🌍 ChatterBox Language Expansion
New Languages Added (7 new, 11 total models)
- 🇮🇹 Italian - Bilingual model with automatic
[it]prefix for Italian text - 🇫🇷 French - 1400+ hours training dataset with voice cloning
- 🇷🇺 Russian - Complete model with training artifacts
- 🇦🇲 Armenian - Full model with unique architecture
- 🇬🇪 Georgian - Full model with specialized features
- 🇯🇵 Japanese - With proper Japanese tokenizer support
- 🇰🇷 Korean - With Korean tokenizer support
- 🇩🇪 German variants:
- havok2 - Multi-speaker hybrid, best quality
- SebastianBodza - Emotion control with
<haha>,<wow>tags
Critical Fixes
- Fixed tokenizer discovery for non-Latin languages (Japanese/Korean were using English tokenizer)

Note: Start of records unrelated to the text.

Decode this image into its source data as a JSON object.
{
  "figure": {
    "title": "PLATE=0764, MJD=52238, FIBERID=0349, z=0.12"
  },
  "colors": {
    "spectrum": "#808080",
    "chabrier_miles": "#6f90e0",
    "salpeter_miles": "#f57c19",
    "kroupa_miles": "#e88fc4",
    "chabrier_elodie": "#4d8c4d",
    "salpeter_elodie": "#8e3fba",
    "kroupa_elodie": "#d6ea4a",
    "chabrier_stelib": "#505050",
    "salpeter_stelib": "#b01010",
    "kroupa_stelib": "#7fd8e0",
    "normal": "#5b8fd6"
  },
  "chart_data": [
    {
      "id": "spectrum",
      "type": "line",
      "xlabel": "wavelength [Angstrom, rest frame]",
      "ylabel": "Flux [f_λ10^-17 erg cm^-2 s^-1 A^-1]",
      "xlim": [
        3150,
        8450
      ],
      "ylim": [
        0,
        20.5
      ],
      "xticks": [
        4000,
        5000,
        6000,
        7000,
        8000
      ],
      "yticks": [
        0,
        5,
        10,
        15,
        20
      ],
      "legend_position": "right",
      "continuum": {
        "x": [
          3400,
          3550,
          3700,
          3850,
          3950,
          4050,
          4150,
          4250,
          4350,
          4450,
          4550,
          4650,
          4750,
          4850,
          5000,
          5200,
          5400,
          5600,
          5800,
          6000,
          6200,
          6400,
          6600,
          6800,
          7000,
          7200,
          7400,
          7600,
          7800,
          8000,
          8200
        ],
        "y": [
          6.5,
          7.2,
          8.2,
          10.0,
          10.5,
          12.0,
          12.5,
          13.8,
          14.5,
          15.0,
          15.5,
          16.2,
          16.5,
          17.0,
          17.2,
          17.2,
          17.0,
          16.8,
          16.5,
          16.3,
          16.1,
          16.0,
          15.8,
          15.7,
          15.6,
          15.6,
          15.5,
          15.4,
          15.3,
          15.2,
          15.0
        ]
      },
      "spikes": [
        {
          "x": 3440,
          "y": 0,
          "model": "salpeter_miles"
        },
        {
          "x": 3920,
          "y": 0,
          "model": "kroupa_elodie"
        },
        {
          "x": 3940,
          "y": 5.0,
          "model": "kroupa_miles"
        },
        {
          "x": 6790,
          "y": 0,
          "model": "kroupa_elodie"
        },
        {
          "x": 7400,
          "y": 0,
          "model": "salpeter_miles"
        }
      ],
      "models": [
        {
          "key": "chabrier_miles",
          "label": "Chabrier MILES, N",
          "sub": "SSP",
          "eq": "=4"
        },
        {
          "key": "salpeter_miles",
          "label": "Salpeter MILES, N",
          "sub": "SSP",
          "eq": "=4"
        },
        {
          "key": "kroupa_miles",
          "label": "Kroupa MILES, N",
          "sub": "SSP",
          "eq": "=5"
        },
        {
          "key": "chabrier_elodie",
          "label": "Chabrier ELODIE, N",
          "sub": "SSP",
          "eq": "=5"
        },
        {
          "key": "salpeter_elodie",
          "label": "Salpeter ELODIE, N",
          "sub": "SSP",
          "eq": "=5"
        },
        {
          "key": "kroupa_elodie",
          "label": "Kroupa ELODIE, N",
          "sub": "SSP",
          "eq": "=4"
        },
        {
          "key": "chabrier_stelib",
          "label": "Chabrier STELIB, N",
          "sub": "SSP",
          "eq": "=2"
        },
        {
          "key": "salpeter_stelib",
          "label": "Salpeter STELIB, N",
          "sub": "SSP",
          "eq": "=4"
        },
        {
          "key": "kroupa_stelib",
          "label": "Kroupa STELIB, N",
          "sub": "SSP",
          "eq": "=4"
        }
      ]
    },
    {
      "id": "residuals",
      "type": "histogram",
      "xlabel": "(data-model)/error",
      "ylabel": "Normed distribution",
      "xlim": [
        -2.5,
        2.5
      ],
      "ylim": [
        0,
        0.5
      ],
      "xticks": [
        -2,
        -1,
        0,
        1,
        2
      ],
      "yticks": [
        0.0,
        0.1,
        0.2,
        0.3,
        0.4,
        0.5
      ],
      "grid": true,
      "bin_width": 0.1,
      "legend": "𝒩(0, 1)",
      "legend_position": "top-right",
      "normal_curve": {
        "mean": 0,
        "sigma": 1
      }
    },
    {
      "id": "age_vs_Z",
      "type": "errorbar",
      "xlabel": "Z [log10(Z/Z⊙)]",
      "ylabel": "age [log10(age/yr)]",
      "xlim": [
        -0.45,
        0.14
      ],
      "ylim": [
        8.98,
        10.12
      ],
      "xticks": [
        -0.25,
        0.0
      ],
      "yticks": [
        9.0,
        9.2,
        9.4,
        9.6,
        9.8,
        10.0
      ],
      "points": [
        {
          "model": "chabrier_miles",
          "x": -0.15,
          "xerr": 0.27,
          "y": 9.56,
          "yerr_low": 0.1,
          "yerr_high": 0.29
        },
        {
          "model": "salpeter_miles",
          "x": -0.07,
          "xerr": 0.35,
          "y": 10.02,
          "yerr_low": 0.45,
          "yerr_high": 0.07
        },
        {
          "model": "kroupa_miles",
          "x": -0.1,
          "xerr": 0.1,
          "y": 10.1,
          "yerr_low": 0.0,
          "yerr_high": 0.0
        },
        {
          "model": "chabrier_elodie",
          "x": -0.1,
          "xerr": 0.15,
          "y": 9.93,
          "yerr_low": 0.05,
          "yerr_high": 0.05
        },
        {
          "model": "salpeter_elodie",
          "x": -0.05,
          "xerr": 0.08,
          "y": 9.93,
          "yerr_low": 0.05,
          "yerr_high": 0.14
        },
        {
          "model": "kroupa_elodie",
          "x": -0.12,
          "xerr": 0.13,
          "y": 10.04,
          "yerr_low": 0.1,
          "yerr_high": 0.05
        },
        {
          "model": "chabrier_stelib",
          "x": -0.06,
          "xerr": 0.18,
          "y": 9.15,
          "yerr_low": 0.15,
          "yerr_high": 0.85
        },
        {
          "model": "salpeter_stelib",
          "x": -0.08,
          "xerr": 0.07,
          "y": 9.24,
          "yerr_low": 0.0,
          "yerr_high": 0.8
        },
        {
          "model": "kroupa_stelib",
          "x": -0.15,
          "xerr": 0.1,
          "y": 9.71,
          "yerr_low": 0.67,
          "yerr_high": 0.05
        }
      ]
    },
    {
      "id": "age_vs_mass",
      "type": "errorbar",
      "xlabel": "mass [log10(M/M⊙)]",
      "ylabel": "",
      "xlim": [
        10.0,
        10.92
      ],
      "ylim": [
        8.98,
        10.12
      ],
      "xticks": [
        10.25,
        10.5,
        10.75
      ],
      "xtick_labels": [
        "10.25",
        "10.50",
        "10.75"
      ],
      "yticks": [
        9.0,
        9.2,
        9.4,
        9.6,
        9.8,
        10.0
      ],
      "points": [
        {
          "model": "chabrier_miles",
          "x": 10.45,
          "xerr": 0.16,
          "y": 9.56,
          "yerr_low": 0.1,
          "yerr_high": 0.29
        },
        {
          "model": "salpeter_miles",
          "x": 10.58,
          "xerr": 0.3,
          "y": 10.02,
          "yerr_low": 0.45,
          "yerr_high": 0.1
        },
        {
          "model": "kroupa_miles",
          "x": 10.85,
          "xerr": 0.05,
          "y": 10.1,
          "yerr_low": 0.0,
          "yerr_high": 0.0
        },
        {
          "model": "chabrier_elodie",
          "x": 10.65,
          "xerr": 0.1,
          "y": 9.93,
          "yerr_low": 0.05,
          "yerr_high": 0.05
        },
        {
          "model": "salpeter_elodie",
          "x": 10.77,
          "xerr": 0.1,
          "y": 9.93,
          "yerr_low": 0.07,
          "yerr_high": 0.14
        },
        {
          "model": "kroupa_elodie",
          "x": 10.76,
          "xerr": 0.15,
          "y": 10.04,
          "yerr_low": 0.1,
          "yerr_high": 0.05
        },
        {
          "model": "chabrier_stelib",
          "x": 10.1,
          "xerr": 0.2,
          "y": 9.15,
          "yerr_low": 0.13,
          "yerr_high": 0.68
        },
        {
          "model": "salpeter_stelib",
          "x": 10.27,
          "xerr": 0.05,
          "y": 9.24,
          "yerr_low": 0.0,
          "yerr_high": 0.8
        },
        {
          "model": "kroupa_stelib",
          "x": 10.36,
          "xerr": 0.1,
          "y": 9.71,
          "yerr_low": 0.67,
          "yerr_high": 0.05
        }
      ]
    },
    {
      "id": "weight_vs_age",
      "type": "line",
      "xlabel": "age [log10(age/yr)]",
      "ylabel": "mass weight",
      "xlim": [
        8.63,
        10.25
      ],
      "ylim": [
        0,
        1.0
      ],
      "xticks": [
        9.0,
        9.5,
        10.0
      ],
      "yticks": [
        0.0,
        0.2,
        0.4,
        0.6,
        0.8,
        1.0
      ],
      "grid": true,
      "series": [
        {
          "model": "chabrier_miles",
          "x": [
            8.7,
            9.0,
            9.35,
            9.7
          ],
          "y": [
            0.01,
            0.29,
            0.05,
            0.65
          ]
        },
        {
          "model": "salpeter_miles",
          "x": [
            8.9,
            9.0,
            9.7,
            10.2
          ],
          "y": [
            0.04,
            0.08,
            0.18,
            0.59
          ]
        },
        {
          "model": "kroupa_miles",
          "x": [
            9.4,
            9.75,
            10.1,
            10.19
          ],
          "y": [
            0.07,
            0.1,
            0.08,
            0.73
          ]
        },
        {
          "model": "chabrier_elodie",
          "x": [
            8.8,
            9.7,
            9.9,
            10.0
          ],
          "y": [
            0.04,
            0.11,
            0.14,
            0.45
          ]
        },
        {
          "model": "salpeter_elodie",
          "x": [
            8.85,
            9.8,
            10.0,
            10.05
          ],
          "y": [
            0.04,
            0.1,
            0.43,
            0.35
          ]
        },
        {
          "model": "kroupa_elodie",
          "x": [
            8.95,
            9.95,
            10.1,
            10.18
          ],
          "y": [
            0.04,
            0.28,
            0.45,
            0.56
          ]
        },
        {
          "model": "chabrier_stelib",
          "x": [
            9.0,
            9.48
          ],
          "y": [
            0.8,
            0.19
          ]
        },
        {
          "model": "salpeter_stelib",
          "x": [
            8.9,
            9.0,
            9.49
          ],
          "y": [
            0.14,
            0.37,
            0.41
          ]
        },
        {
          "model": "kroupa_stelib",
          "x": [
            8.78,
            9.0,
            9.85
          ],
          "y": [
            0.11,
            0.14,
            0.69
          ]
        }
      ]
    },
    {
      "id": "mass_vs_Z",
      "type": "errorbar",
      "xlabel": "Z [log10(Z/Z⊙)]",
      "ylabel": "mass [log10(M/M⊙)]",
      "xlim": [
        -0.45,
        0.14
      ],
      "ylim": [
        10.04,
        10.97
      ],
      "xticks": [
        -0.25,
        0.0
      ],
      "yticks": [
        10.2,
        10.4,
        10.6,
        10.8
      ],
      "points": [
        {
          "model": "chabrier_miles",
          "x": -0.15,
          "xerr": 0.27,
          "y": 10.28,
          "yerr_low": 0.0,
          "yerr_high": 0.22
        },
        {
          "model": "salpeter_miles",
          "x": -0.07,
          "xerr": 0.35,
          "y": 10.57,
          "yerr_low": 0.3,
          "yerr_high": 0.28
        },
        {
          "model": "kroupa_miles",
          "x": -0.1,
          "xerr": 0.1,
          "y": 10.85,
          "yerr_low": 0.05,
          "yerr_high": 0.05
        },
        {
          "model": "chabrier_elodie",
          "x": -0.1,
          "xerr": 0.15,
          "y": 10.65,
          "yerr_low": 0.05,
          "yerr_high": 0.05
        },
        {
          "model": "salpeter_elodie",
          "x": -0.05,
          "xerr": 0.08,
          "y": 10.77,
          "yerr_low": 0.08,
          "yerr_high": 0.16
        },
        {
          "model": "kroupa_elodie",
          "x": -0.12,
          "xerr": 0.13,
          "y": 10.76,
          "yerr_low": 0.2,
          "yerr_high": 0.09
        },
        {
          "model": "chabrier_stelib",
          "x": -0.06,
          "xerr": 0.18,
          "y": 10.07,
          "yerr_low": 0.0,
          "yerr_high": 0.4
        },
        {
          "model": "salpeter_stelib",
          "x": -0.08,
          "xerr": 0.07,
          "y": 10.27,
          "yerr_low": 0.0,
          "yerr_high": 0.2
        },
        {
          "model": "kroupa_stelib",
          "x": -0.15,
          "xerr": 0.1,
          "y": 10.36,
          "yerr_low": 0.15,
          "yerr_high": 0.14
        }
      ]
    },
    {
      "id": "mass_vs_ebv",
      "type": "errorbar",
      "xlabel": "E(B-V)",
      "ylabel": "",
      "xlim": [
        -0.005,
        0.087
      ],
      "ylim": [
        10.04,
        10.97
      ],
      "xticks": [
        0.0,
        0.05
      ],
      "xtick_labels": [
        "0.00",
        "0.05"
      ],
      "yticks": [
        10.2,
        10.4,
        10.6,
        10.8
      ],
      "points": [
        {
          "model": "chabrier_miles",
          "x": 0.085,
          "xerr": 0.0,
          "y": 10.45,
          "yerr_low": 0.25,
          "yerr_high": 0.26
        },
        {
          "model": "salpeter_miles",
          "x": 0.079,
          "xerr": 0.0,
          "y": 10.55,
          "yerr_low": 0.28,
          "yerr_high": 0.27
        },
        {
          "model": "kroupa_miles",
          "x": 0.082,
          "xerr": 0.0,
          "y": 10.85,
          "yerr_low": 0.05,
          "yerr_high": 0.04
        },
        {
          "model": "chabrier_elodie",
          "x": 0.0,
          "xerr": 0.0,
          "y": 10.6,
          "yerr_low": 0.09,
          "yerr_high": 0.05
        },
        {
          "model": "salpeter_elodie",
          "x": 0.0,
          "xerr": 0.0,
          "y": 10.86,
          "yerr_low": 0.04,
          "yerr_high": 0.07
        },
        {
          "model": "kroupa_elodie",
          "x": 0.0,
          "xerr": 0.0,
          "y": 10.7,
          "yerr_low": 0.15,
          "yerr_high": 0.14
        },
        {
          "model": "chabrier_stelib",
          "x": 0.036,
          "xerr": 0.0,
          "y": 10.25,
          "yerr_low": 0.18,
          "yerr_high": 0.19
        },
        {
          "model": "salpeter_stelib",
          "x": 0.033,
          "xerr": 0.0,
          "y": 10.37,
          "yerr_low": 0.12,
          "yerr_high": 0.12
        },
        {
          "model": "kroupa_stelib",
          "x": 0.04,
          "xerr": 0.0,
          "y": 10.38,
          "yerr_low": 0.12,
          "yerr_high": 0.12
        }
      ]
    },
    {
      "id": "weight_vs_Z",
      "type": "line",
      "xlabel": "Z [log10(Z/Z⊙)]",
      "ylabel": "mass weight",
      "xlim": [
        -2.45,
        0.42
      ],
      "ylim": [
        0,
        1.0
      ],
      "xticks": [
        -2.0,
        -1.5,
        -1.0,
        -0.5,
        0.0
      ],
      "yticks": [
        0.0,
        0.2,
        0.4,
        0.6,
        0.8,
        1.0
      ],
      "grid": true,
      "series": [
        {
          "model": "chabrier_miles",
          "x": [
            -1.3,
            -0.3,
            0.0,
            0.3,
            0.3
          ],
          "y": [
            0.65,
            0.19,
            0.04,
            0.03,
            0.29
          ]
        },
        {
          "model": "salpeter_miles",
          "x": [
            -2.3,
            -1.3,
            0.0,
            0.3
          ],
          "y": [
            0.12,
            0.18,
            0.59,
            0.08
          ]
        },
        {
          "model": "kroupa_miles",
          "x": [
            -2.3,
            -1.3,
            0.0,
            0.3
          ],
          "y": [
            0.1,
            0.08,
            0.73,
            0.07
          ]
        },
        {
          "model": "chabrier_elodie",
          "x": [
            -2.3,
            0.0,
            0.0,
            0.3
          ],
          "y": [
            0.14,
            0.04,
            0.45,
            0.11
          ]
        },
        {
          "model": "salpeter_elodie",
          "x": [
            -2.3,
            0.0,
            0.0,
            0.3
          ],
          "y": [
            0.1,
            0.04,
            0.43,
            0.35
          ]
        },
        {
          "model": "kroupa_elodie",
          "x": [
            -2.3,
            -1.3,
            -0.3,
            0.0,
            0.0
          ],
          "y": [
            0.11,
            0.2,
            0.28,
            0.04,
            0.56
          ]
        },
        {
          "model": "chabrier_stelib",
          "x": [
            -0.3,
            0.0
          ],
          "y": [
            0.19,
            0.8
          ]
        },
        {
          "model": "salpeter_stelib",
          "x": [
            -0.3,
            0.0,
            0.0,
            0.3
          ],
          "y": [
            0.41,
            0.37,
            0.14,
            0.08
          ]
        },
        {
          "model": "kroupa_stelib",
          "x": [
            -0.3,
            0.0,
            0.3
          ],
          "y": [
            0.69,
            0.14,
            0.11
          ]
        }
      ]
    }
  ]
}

- Fixed vocabulary size mismatches for extended vocabularies
- Fixed state dict key format issues for incomplete models
- Italian prefix system for proper bilingual support
Technical Improvements
- Unified model architecture support for Italian single-checkpoint model
- Smart tokenizer discovery prioritizing language-specific files
- Extended vocabulary support (1500 tokens for Italian)
All models auto-download from HuggingFace on first use.